When Rodolphe Saadé (CMA-CGM), Xavier Niel (Iliad) and Eric Schmidt (ex-Google) take the stage at Station F on November 17, 2023, the French artificial intelligence sector holds its breath. The result lives up to expectations: the three entrepreneurs announce the creation of Kyutai, a non-profit AI research laboratory with 300 million euros. His mission? Become a reference in the field. A year later, the general director of Kyutai, Patrick Pérez, is all smiles when he meets L’Express. Rightly so: in one year, the laboratory has already achieved some feats, the most important of which is undoubtedly Moshi. The voice chatbot, a demo of which was unveiled in July and the source code published in September, is impressively fast.
A European player facing OpenAI
From the start, Kyutai sought to revolutionize the field of voice assistants previously infamous for their slowness and verbal rigidity. “When ChatGPT came out, we were all impressed that we could talk to an AI. But as soon as we switched to voice, there was a lag. The interaction wasn’t good, the latency was too long, it didn’t work. was neither fluid nor expressive, nothing like a real conversation,” explains the general director. Kyutai therefore set to work, with success. To the point that a daring Moshi sometimes cut off his interlocutors during his presentation in July. The public online “demo” has since been used nearly 500,000 times. “People played with Moshi, and were very surprised by its responsiveness and fluidity,” comments Patrick Pérez with a smile.
Between the creation of the laboratory and the deployment of Moshi, “their speed is still exceptional. The feedback from the ecosystem on them is very good. Everyone has tested Moshi”, observes Mehdi Triki with pride. For this manager of public and institutional relations at Hub France IA, the association bringing together players in the sector, Kyutai’s work with Moshi places him in the league of OpenAI. Even if the American giant, founded in 2015, valued at $157 billion and staffed by 1,700 employees, is much more imposing than the French laboratory and its fifteen researchers.
“We want to grow, confirms Patrick Pérez. We are always looking for sharp profiles, but it is more important to us to grow carefully than quickly.” The competition to attract competent profiles is, it is true, fierce in this booming sector. To seduce, Kyutai relies on its singularities. “In the French and European landscape, there are no other non-profit organizations with a similar budget. And the team has a very high level,” argues Patrick Pérez. Not to mention that Kyutai has access to the supercomputer equipped with Nvidia chips from Scaleway, the cloud solution that is part of the Iliad and Xavier Niel portfolio.

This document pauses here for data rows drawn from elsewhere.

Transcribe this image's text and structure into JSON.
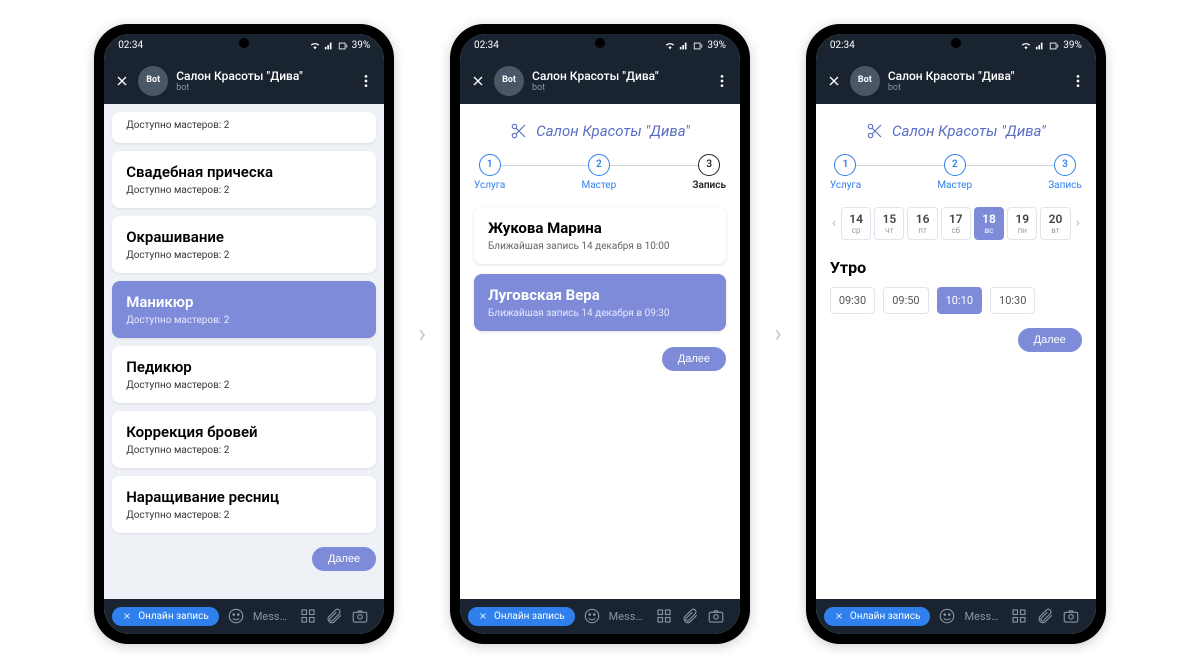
{
  "status": {
    "time": "02:34",
    "battery": "39%"
  },
  "header": {
    "badge": "Bot",
    "title": "Салон Красоты \"Дива\"",
    "subtitle": "bot"
  },
  "salonTitle": "Салон Красоты \"Дива\"",
  "steps": {
    "s1": {
      "num": "1",
      "label": "Услуга"
    },
    "s2": {
      "num": "2",
      "label": "Мастер"
    },
    "s3": {
      "num": "3",
      "label": "Запись"
    }
  },
  "screen1": {
    "partialSub": "Доступно мастеров: 2",
    "services": [
      {
        "title": "Свадебная прическа",
        "sub": "Доступно мастеров: 2"
      },
      {
        "title": "Окрашивание",
        "sub": "Доступно мастеров: 2"
      },
      {
        "title": "Маникюр",
        "sub": "Доступно мастеров: 2"
      },
      {
        "title": "Педикюр",
        "sub": "Доступно мастеров: 2"
      },
      {
        "title": "Коррекция бровей",
        "sub": "Доступно мастеров: 2"
      },
      {
        "title": "Наращивание ресниц",
        "sub": "Доступно мастеров: 2"
      }
    ],
    "nextBtn": "Далее"
  },
  "screen2": {
    "masters": [
      {
        "name": "Жукова Марина",
        "sub": "Ближайшая запись 14 декабря в 10:00"
      },
      {
        "name": "Луговская Вера",
        "sub": "Ближайшая запись 14 декабря в 09:30"
      }
    ],
    "nextBtn": "Далее"
  },
  "screen3": {
    "dates": [
      {
        "n": "14",
        "w": "ср"
      },
      {
        "n": "15",
        "w": "чт"
      },
      {
        "n": "16",
        "w": "пт"
      },
      {
        "n": "17",
        "w": "сб"
      },
      {
        "n": "18",
        "w": "вс"
      },
      {
        "n": "19",
        "w": "пн"
      },
      {
        "n": "20",
        "w": "вт"
      }
    ],
    "section": "Утро",
    "slots": [
      "09:30",
      "09:50",
      "10:10",
      "10:30"
    ],
    "nextBtn": "Далее"
  },
  "bottombar": {
    "pill": "Онлайн запись",
    "placeholder": "Mess…"
  }
}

The very high cost of training models is, however, a challenge for an entity such as Kyutai. This puzzle also prompted the leader OpenAI, which had a similar status, to review its structure and open a for-profit subsidiary. “For the moment, Kyutai does not have a business model,” recognizes Patrick Pérez. Moshi, impressive as it is, doesn’t make money – the training codes and data are open source, available for free. “The question of viability is important in the long term, but we have time to see it coming. Our endowment is large, and we believe we can attract other donors. Moshi is a tour de force which has impressed, so it may convince other institutions.” Other options such as the creation of a spin-off will be studied in the longer term if necessary, but the laboratory indicates that it is not at this stage of consideration. Above all, there is no question for the director of developing a commercial part inside the laboratory, as OpenAI was able to do.
Money, the sinews of war
“The ability to conquer the business and general public market will be decisive,” however, warns Mehdi Triki. Because the competition promises to be tough. When OpenAI launched ChatGPT, the technology quickly became essential, and the company a reference. However, in the new technology sector, the first entrant often enjoys an advantage. “The other question that Kyutai must answer is what’s next after Moshi?”, specifies the head of public and institutional relations at the France IA Hub.
Kyutai is fortunately not short of ideas. “For Moshi, we are thinking of use cases in call centers, satisfaction surveys, but also in education or accessibility for people with disabilities,” reveals Patrick Pérez. Moshi could thus become “the voice and the eyes” of many people.
Above all, Moshi has only taken his first steps. “We want to make him speak other languages and give him sight,” explains the director of Kyutai. The laboratory is working on multimodal models, but also on smaller and compact models. In the longer term, Kyutai dreams of transforming the very architecture of the models, for the moment all based on a very specific type of neural network, called “transformers”. “These networks work well, but they have many drawbacks, and they are perhaps not intended to embody the future, believes Patrick Pérez. We want to build this future, the ‘transformers 2.0′“.